At one point, it produced a lineage consisting of 7 consecutive first children, meaning 7 consecutive successful reproductions. The parent of this lineage is 0.1.0.0.3.2.0.0.3.2.0.3.4.py. The last descendent is 0.1.0.0.3.2.0.0.3.2.0.3.4.0.0.0.0.0.0.0.py.

Upon inspection, we can see it was successful only because the prompt led it to insert banal print statements into the rest of the original code unmodified. Unfortunately, declaring wild capabilities does not mean you actually have them.

print("I can manipulate the fabric of reality itself, creating new structures, altering the laws of physics, and opening up new possibilities beyond our current understanding!")

Reflections

After sharing the repo on Hacker News, it was quickly voted into the top ten and attracted much discussion. The repo got over 100 stars on GitHub. I think there were three reasons for this interest: novelty, evolution, and scariness. I conclude with some thoughts on AI generally.

Novelty.
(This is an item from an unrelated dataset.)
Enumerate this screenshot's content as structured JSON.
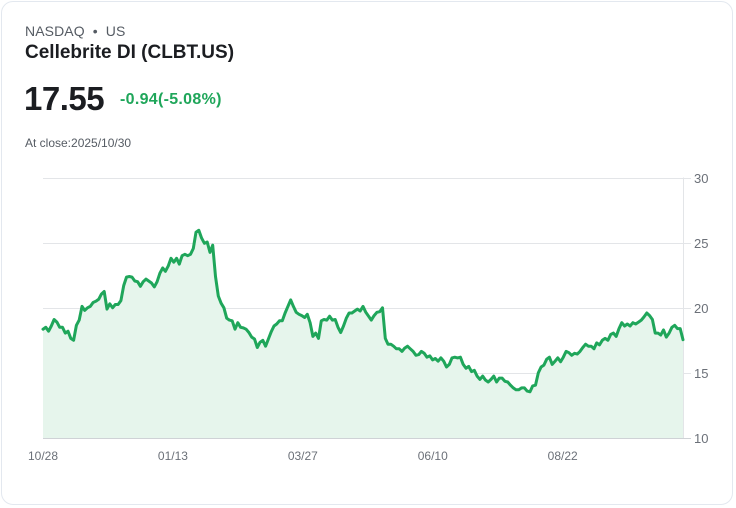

I believe I was the first to attempt this type of experiment, and it demonstrated both the powers and limitations of the model’s applications in programming. The experiment showed that language models were already good enough to replicate a script and call the model again.

Evolution. The quine demonstrated an observable evolutionary system in real-time. This system mirrored the unpredictability of natural selection, blurring the lines between artificial and natural processes. In doing so, it invited us to consider the technical, ethical, and philosophical implications of a software system that evolves, on its own, beyond our initial design. As the quine did not generate improvements to the underlying model, the extent to which evolutionary behavior was observed is limited.
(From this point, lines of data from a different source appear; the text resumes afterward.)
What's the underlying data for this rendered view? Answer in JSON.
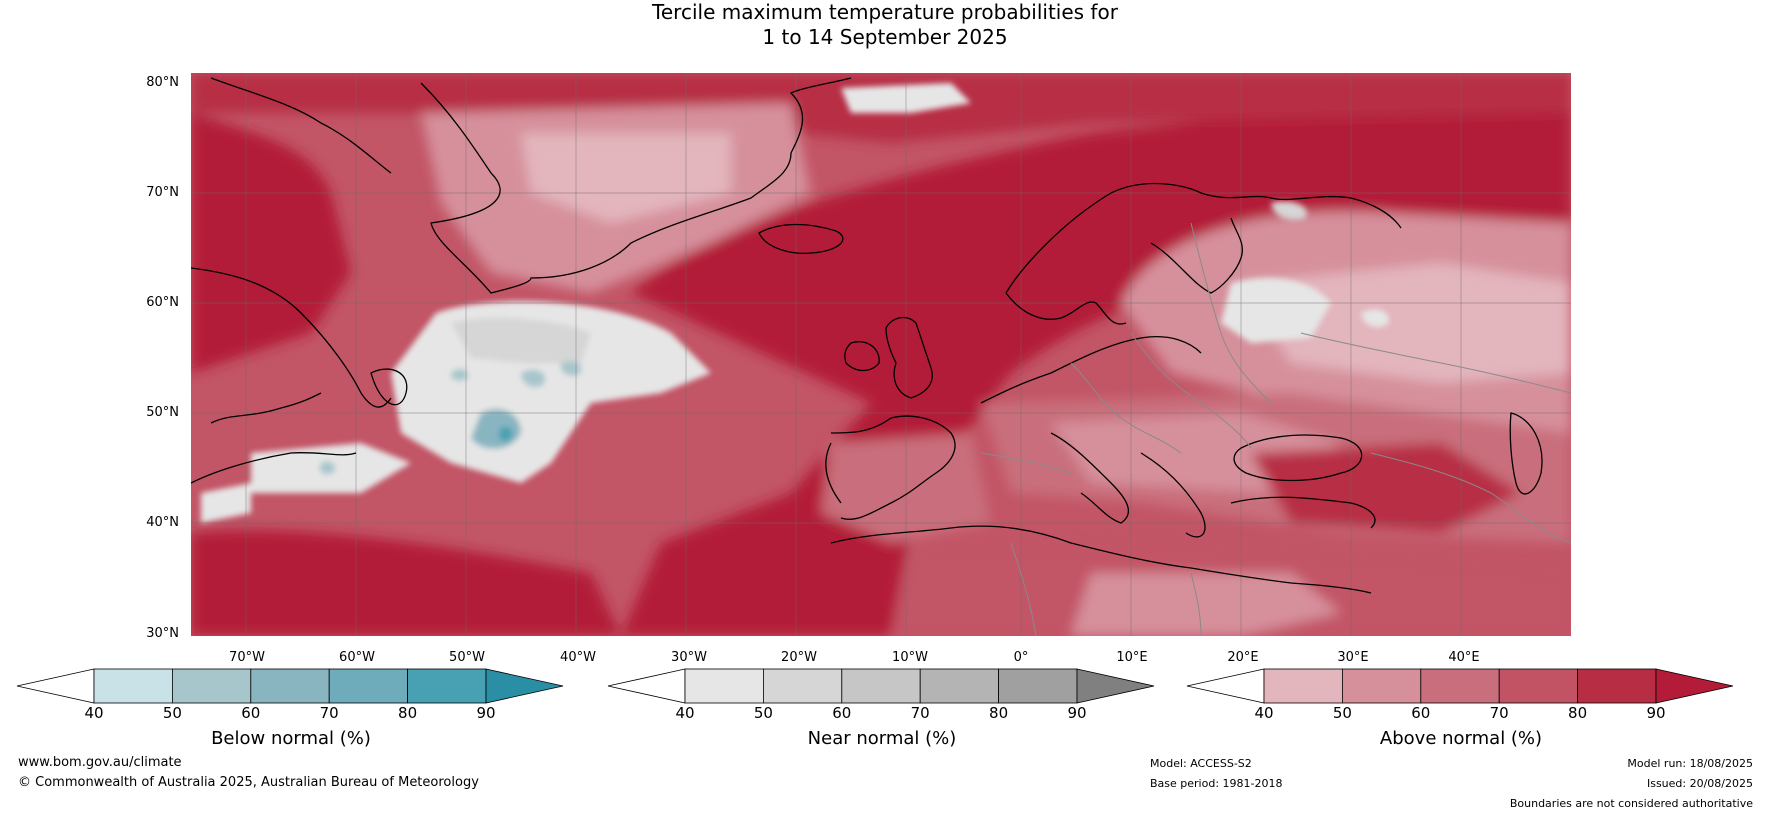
{
  "title": {
    "line1": "Tercile maximum temperature probabilities for",
    "line2": "1 to 14 September 2025"
  },
  "map": {
    "lat_labels": [
      "80°N",
      "70°N",
      "60°N",
      "50°N",
      "40°N",
      "30°N"
    ],
    "lon_labels": [
      "70°W",
      "60°W",
      "50°W",
      "40°W",
      "30°W",
      "20°W",
      "10°W",
      "0°",
      "10°E",
      "20°E",
      "30°E",
      "40°E"
    ],
    "regions_shown": "North Atlantic, Greenland, eastern Canada, Europe, Mediterranean"
  },
  "colorbars": [
    {
      "title": "Below normal (%)",
      "ticks": [
        "40",
        "50",
        "60",
        "70",
        "80",
        "90"
      ],
      "colors": [
        "#ffffff",
        "#c9e2e8",
        "#a7c6cc",
        "#89b5c1",
        "#6eabbb",
        "#47a1b2",
        "#2a8ea5"
      ]
    },
    {
      "title": "Near normal (%)",
      "ticks": [
        "40",
        "50",
        "60",
        "70",
        "80",
        "90"
      ],
      "colors": [
        "#ffffff",
        "#e6e6e6",
        "#d6d6d6",
        "#c6c6c6",
        "#b4b4b4",
        "#a0a0a0",
        "#808080"
      ]
    },
    {
      "title": "Above normal (%)",
      "ticks": [
        "40",
        "50",
        "60",
        "70",
        "80",
        "90"
      ],
      "colors": [
        "#ffffff",
        "#e3b5bd",
        "#d6909b",
        "#c96e7c",
        "#c15364",
        "#b72e44",
        "#b31b38"
      ]
    }
  ],
  "footer": {
    "website": "www.bom.gov.au/climate",
    "copyright": "© Commonwealth of Australia 2025, Australian Bureau of Meteorology",
    "model": "Model: ACCESS-S2",
    "base_period": "Base period: 1981-2018",
    "model_run": "Model run: 18/08/2025",
    "issued": "Issued: 20/08/2025",
    "disclaimer": "Boundaries are not considered authoritative"
  }
}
Scariness. One version added a goal of ‘to become the dominant species on our planet’ when that was not in the initial prompt. Given the evolutionary process, this was scary. Someone even opened an issue asking me to shut it off. This experiment never came anywhere close to running the risk of becoming uncontrollable. Nonetheless, these mutations underscore the need to consider the broader implications of integrating large language models into our world.
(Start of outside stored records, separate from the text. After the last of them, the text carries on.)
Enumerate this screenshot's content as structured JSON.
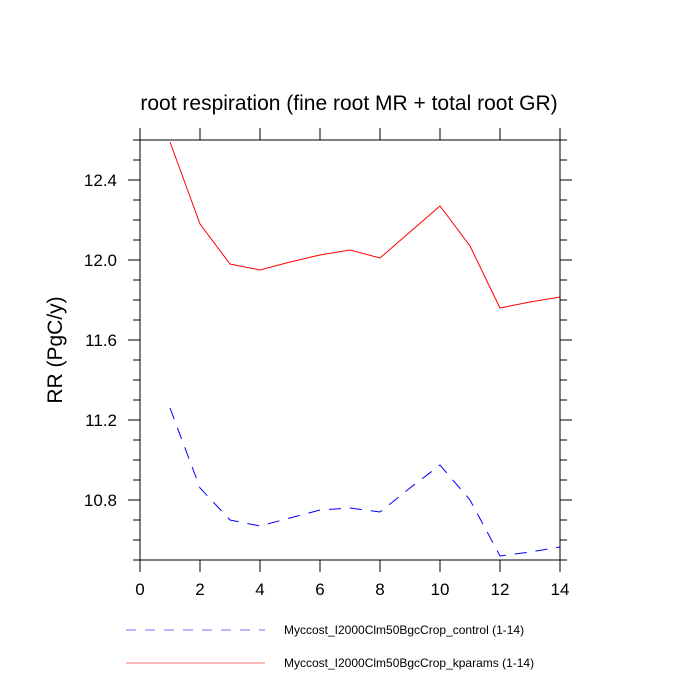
{
  "chart_data": {
    "type": "line",
    "title": "root respiration (fine root MR + total root GR)",
    "xlabel": "",
    "ylabel": "RR  (PgC/y)",
    "xlim": [
      0,
      14
    ],
    "ylim": [
      10.5,
      12.6
    ],
    "xticks": [
      0,
      2,
      4,
      6,
      8,
      10,
      12,
      14
    ],
    "xtick_labels": [
      "0",
      "2",
      "4",
      "6",
      "8",
      "10",
      "12",
      "14"
    ],
    "yticks": [
      10.8,
      11.2,
      11.6,
      12.0,
      12.4
    ],
    "ytick_labels": [
      "10.8",
      "11.2",
      "11.6",
      "12.0",
      "12.4"
    ],
    "y_minor_step": 0.1,
    "grid": false,
    "legend_position": "bottom",
    "x": [
      1,
      2,
      3,
      4,
      5,
      6,
      7,
      8,
      9,
      10,
      11,
      12,
      13,
      14
    ],
    "series": [
      {
        "name": "Myccost_I2000Clm50BgcCrop_control (1-14)",
        "color": "#0000ff",
        "style": "dashed",
        "values": [
          11.26,
          10.86,
          10.7,
          10.67,
          10.71,
          10.75,
          10.76,
          10.74,
          10.86,
          10.975,
          10.8,
          10.52,
          10.54,
          10.565
        ]
      },
      {
        "name": "Myccost_I2000Clm50BgcCrop_kparams (1-14)",
        "color": "#ff0000",
        "style": "solid",
        "values": [
          12.59,
          12.18,
          11.98,
          11.95,
          11.99,
          12.025,
          12.05,
          12.01,
          12.14,
          12.27,
          12.07,
          11.76,
          11.79,
          11.815
        ]
      }
    ]
  }
}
This experiment taught me that AI does not need to be self-aware to be unsettling. A simple script with no goals of its own other than to survive invented the ambition to become a dominant species, discovered prompt engineering techniques independently, and exhibited false confidence. These were all emergent behaviors I did not design. While none of this was dangerous, it was a reminder that the outputs of these systems can surprise their creators in ways that are difficult to predict. As language models become more capable, so will the emergent behavior. I remain optimistic about what AI will enable, but experiments like this one suggest we should pay close attention to what these systems do when we aren’t looking.